Continua il calo di nascite che ha fatto parlare gli economisti di “inverno demografico”. A livello nazionale si è raggiunto il minino dall’unità d’Italia con 369.944 nati nel 2024, un dato che continua nei primi sei mesi del 2025 con un meno 6,3 per cento.
È l’Istat a rendere noti i dati. Anche l’indice di fecondità raggiunge il minimo storico: 1,18 nel 2024, in calo rispetto all’1,20 del 2023.

I dati provinciali

Scorporando i dati per Ravenna la situazione è allineata al resto d’Italia con un costante calo dalle 3692 nel 2008 ai 2210 nati del 2024, che significa un meno 40 per cento. Se guardiamo i numeri relativi al 2025, da gennaio a luglio sono 468 i bambini nati in provincia, a fronte di 1121 morti, che porta a un saldo negativo di meno 653. La stima provvisoria relativa ai primi sette mesi del 2025 a Ravenna evidenzia una fecondità pari a 1,13. Un numero che non compensa nemmeno lontanamente il numero di morti. Stesso discorso per il tasso di fecondità che passa dal 1,54 del 2008 all’attuale 1,17 del 2024.

Il calo nel territorio dell’Unione

Non fa eccezione il territorio dei sei comuni dell’Unione della Romagna Faentina, dove nel 2024 si sono registrate complessivamente 528 nascite di cui 41 a Brisighella, 17 a Casola Valsenio, 52 a Castel Bolognese, 356 a Faenza, 33 a Riolo Terme e 29 a Solarolo.

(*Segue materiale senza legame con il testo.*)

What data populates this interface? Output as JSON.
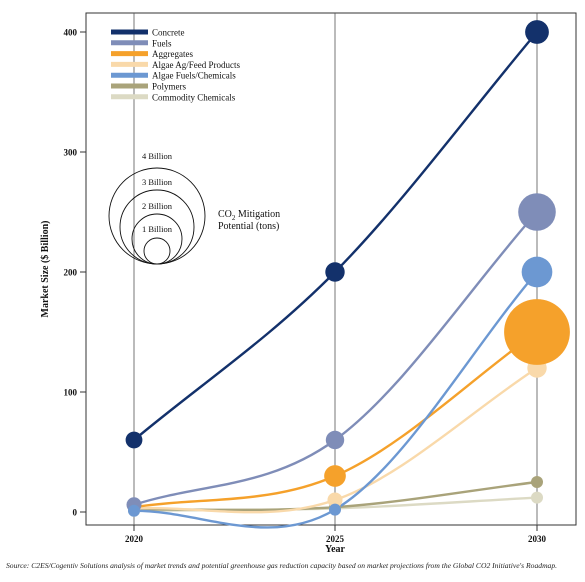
{
  "chart_data": {
    "type": "bubble-line",
    "xlabel": "Year",
    "ylabel": "Market Size ($ Billion)",
    "x": [
      2020,
      2025,
      2030
    ],
    "xticks": [
      "2020",
      "2025",
      "2030"
    ],
    "yticks": [
      "0",
      "100",
      "200",
      "300",
      "400"
    ],
    "ylim": [
      0,
      420
    ],
    "grid": "vertical lines at each year",
    "legend_position": "top-left",
    "series": [
      {
        "name": "Concrete",
        "color": "#13316b",
        "values": [
          60,
          200,
          400
        ],
        "bubble_billion_tons": [
          0.15,
          0.2,
          0.3
        ]
      },
      {
        "name": "Fuels",
        "color": "#7f8db8",
        "values": [
          6,
          60,
          250
        ],
        "bubble_billion_tons": [
          0.12,
          0.18,
          0.75
        ]
      },
      {
        "name": "Aggregates",
        "color": "#f5a12b",
        "values": [
          4,
          30,
          150
        ],
        "bubble_billion_tons": [
          0.05,
          0.25,
          2.3
        ]
      },
      {
        "name": "Algae Ag/Feed Products",
        "color": "#f9d9aa",
        "values": [
          3,
          10,
          120
        ],
        "bubble_billion_tons": [
          0.05,
          0.12,
          0.2
        ]
      },
      {
        "name": "Algae Fuels/Chemicals",
        "color": "#6c98d2",
        "values": [
          1,
          2,
          200
        ],
        "bubble_billion_tons": [
          0.05,
          0.05,
          0.5
        ]
      },
      {
        "name": "Polymers",
        "color": "#a9a37a",
        "values": [
          2,
          4,
          25
        ],
        "bubble_billion_tons": [
          0.05,
          0.05,
          0.06
        ]
      },
      {
        "name": "Commodity Chemicals",
        "color": "#dcdac4",
        "values": [
          1,
          3,
          12
        ],
        "bubble_billion_tons": [
          0.05,
          0.05,
          0.06
        ]
      }
    ],
    "size_legend": {
      "circles": [
        "4 Billion",
        "3 Billion",
        "2 Billion",
        "1 Billion"
      ],
      "title_prefix": "CO",
      "title_sub": "2",
      "title_suffix": " Mitigation",
      "title_line2": "Potential (tons)"
    }
  },
  "source": "Source: C2ES/Cogentiv Solutions analysis of market trends and potential greenhouse gas reduction capacity based on market projections from the Global CO2 Initiative's Roadmap."
}
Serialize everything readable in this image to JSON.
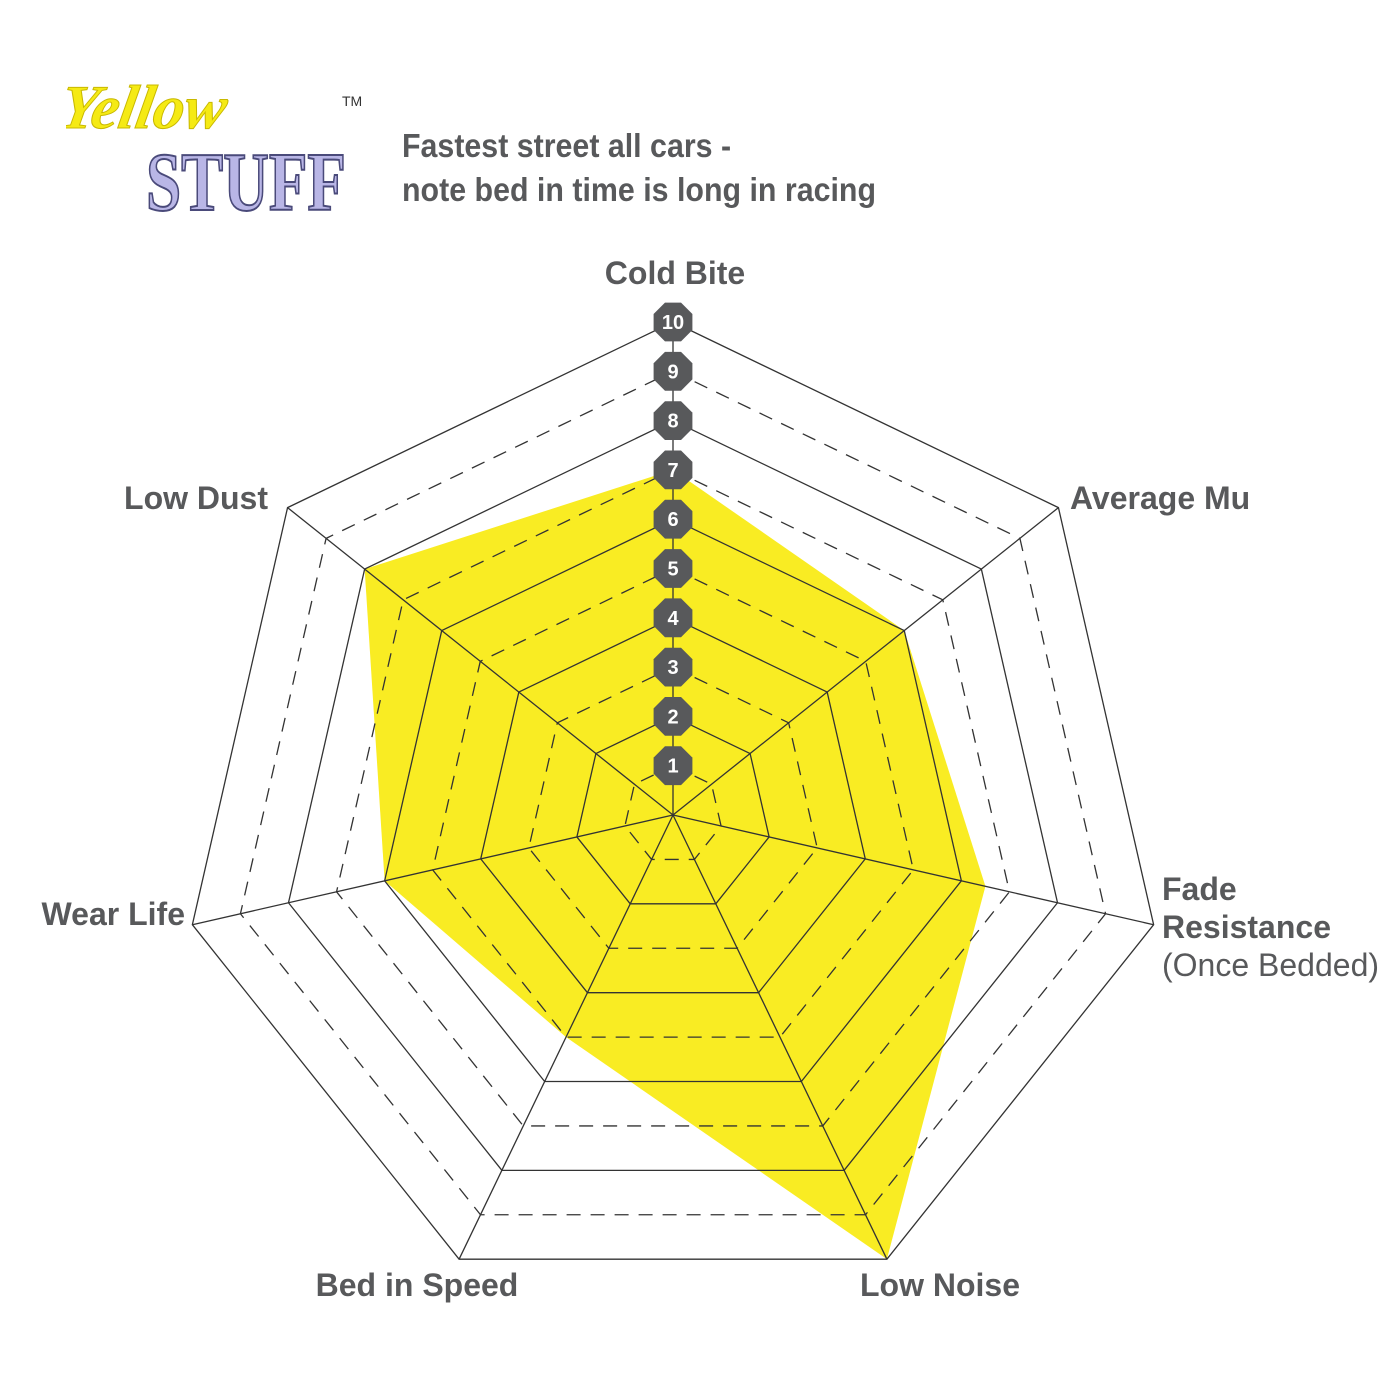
{
  "logo": {
    "word1": "Yellow",
    "word2": "STUFF",
    "trademark": "TM",
    "colors": {
      "word1": "#f5ea14",
      "word2": "#b9b6e6"
    }
  },
  "title": {
    "line1": "Fastest street all cars -",
    "line2": "note bed in time is long in racing"
  },
  "chart_data": {
    "type": "radar",
    "axes": [
      {
        "label": [
          "Cold Bite"
        ],
        "value": 7
      },
      {
        "label": [
          "Average Mu"
        ],
        "value": 6
      },
      {
        "label": [
          "Fade",
          "Resistance",
          "(Once Bedded)"
        ],
        "value": 6.5
      },
      {
        "label": [
          "Low Noise"
        ],
        "value": 10
      },
      {
        "label": [
          "Bed in Speed"
        ],
        "value": 5
      },
      {
        "label": [
          "Wear Life"
        ],
        "value": 6
      },
      {
        "label": [
          "Low Dust"
        ],
        "value": 8
      }
    ],
    "range": [
      0,
      10
    ],
    "scale_labels": [
      "1",
      "2",
      "3",
      "4",
      "5",
      "6",
      "7",
      "8",
      "9",
      "10"
    ],
    "grid": "solid rings on even levels, dashed rings on odd levels",
    "colors": {
      "fill": "#f9ec23",
      "grid": "#333333",
      "badge": "#58595b",
      "text": "#58595b"
    }
  }
}
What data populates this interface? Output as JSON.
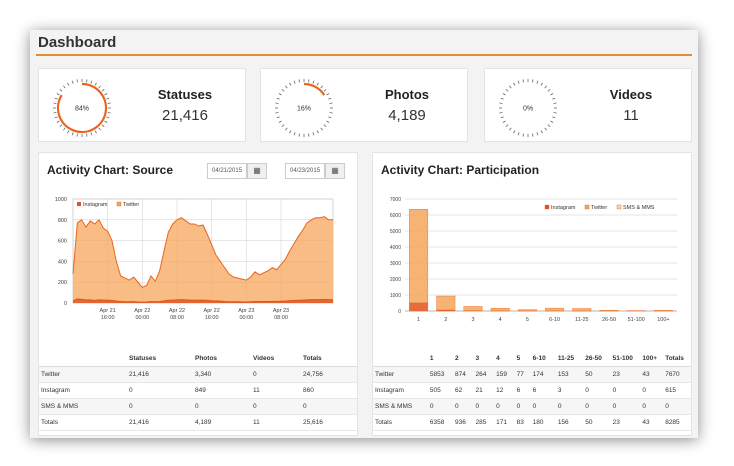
{
  "page": {
    "title": "Dashboard"
  },
  "stats": [
    {
      "label": "Statuses",
      "value": "21,416",
      "pct_label": "84%",
      "pct": 0.84
    },
    {
      "label": "Photos",
      "value": "4,189",
      "pct_label": "16%",
      "pct": 0.16
    },
    {
      "label": "Videos",
      "value": "11",
      "pct_label": "0%",
      "pct": 0.0
    }
  ],
  "colors": {
    "accent": "#e8661f",
    "twitter": "#f5a65b",
    "instagram": "#e0531c",
    "sms": "#fbd3ad",
    "rule": "#e8892e"
  },
  "source_panel": {
    "title": "Activity Chart: Source",
    "date_from": "04/21/2015",
    "date_to": "04/23/2015",
    "calendar_icon": "calendar-icon",
    "table": {
      "headers": [
        "",
        "Statuses",
        "Photos",
        "Videos",
        "Totals"
      ],
      "rows": [
        [
          "Twitter",
          "21,416",
          "3,340",
          "0",
          "24,756"
        ],
        [
          "Instagram",
          "0",
          "849",
          "11",
          "860"
        ],
        [
          "SMS & MMS",
          "0",
          "0",
          "0",
          "0"
        ],
        [
          "Totals",
          "21,416",
          "4,189",
          "11",
          "25,616"
        ]
      ]
    }
  },
  "participation_panel": {
    "title": "Activity Chart: Participation",
    "table": {
      "headers": [
        "",
        "1",
        "2",
        "3",
        "4",
        "5",
        "6-10",
        "11-25",
        "26-50",
        "51-100",
        "100+",
        "Totals"
      ],
      "rows": [
        [
          "Twitter",
          "5853",
          "874",
          "264",
          "159",
          "77",
          "174",
          "153",
          "50",
          "23",
          "43",
          "7670"
        ],
        [
          "Instagram",
          "505",
          "62",
          "21",
          "12",
          "6",
          "6",
          "3",
          "0",
          "0",
          "0",
          "615"
        ],
        [
          "SMS & MMS",
          "0",
          "0",
          "0",
          "0",
          "0",
          "0",
          "0",
          "0",
          "0",
          "0",
          "0"
        ],
        [
          "Totals",
          "6358",
          "936",
          "285",
          "171",
          "83",
          "180",
          "156",
          "50",
          "23",
          "43",
          "8285"
        ]
      ]
    }
  },
  "chart_data": [
    {
      "type": "area",
      "legend": [
        "Instagram",
        "Twitter"
      ],
      "legend_position": "top-left",
      "ylim": [
        0,
        1000
      ],
      "yticks": [
        0,
        200,
        400,
        600,
        800,
        1000
      ],
      "xlim": [
        0,
        60
      ],
      "xticks": [
        {
          "x": 8,
          "label": [
            "Apr 21",
            "16:00"
          ]
        },
        {
          "x": 16,
          "label": [
            "Apr 22",
            "00:00"
          ]
        },
        {
          "x": 24,
          "label": [
            "Apr 22",
            "08:00"
          ]
        },
        {
          "x": 32,
          "label": [
            "Apr 22",
            "16:00"
          ]
        },
        {
          "x": 40,
          "label": [
            "Apr 23",
            "00:00"
          ]
        },
        {
          "x": 48,
          "label": [
            "Apr 23",
            "08:00"
          ]
        }
      ],
      "series": [
        {
          "name": "Twitter",
          "values": [
            280,
            770,
            800,
            730,
            790,
            760,
            800,
            720,
            690,
            600,
            400,
            260,
            240,
            220,
            250,
            200,
            150,
            170,
            260,
            210,
            310,
            500,
            680,
            760,
            800,
            820,
            790,
            760,
            760,
            740,
            750,
            660,
            560,
            460,
            400,
            340,
            280,
            250,
            240,
            230,
            220,
            250,
            300,
            270,
            290,
            310,
            340,
            320,
            370,
            420,
            500,
            570,
            640,
            700,
            770,
            800,
            820,
            820,
            830,
            800,
            800
          ]
        },
        {
          "name": "Instagram",
          "values": [
            20,
            40,
            35,
            30,
            30,
            25,
            30,
            28,
            26,
            24,
            18,
            15,
            12,
            12,
            14,
            10,
            8,
            10,
            14,
            12,
            15,
            20,
            26,
            28,
            30,
            32,
            30,
            28,
            28,
            27,
            28,
            25,
            22,
            20,
            18,
            15,
            13,
            12,
            12,
            11,
            10,
            12,
            14,
            13,
            14,
            15,
            16,
            15,
            17,
            19,
            22,
            24,
            26,
            28,
            30,
            32,
            33,
            33,
            34,
            32,
            32
          ]
        }
      ]
    },
    {
      "type": "bar",
      "stacked": true,
      "legend": [
        "Instagram",
        "Twitter",
        "SMS & MMS"
      ],
      "legend_position": "top-right",
      "categories": [
        "1",
        "2",
        "3",
        "4",
        "5",
        "6-10",
        "11-25",
        "26-50",
        "51-100",
        "100+"
      ],
      "ylim": [
        0,
        7000
      ],
      "yticks": [
        0,
        1000,
        2000,
        3000,
        4000,
        5000,
        6000,
        7000
      ],
      "series": [
        {
          "name": "Instagram",
          "values": [
            505,
            62,
            21,
            12,
            6,
            6,
            3,
            0,
            0,
            0
          ]
        },
        {
          "name": "Twitter",
          "values": [
            5853,
            874,
            264,
            159,
            77,
            174,
            153,
            50,
            23,
            43
          ]
        },
        {
          "name": "SMS & MMS",
          "values": [
            0,
            0,
            0,
            0,
            0,
            0,
            0,
            0,
            0,
            0
          ]
        }
      ]
    }
  ]
}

Un’analisi relativa all’ultimo triennio però evidenzia il progressivo aumento delle nascite nei comuni più piccoli come nel caso di Brisighella che nel 2022 registrava 30 nuovi nati, Casola Valsenio che ne registrava 6, e Solarolo dove i nuovi nati nel 2022 furono 22. Un modesto balzo in avanti verso i numeri che si registravano nel 2019 quando complessivamente le nascite, pur in calo rispetto agli anni precedenti, si assestavano a 635. Il calo delle nascite dipende in parte dalla bassa propensione ad avere figli, ma è anche causato dalla riduzione nel numero dei potenziali genitori. Le sempre più esigue generazioni nate a partire dalla metà degli anni Settanta, quando la fecondità comincia a diminuire, hanno portato da oltre due figli in media per donna al valore di 1,19 del 1995. Una situazione che riguarda tutto il territorio italiano. Infatti l’andamento decrescente delle nascite prosegue senza soste dal 2008, anno nel quale si è registrato il numero massimo di nati vivi degli anni Duemila, oltre 576mila. Da allora la perdita complessiva è stata di quasi 207mila nascite, con un calo del 35,8 per cento. «Persistono, quindi – commenta l’Istat – le difficoltà tanto ad avere il primo figlio quanto a passare dal primo al secondo.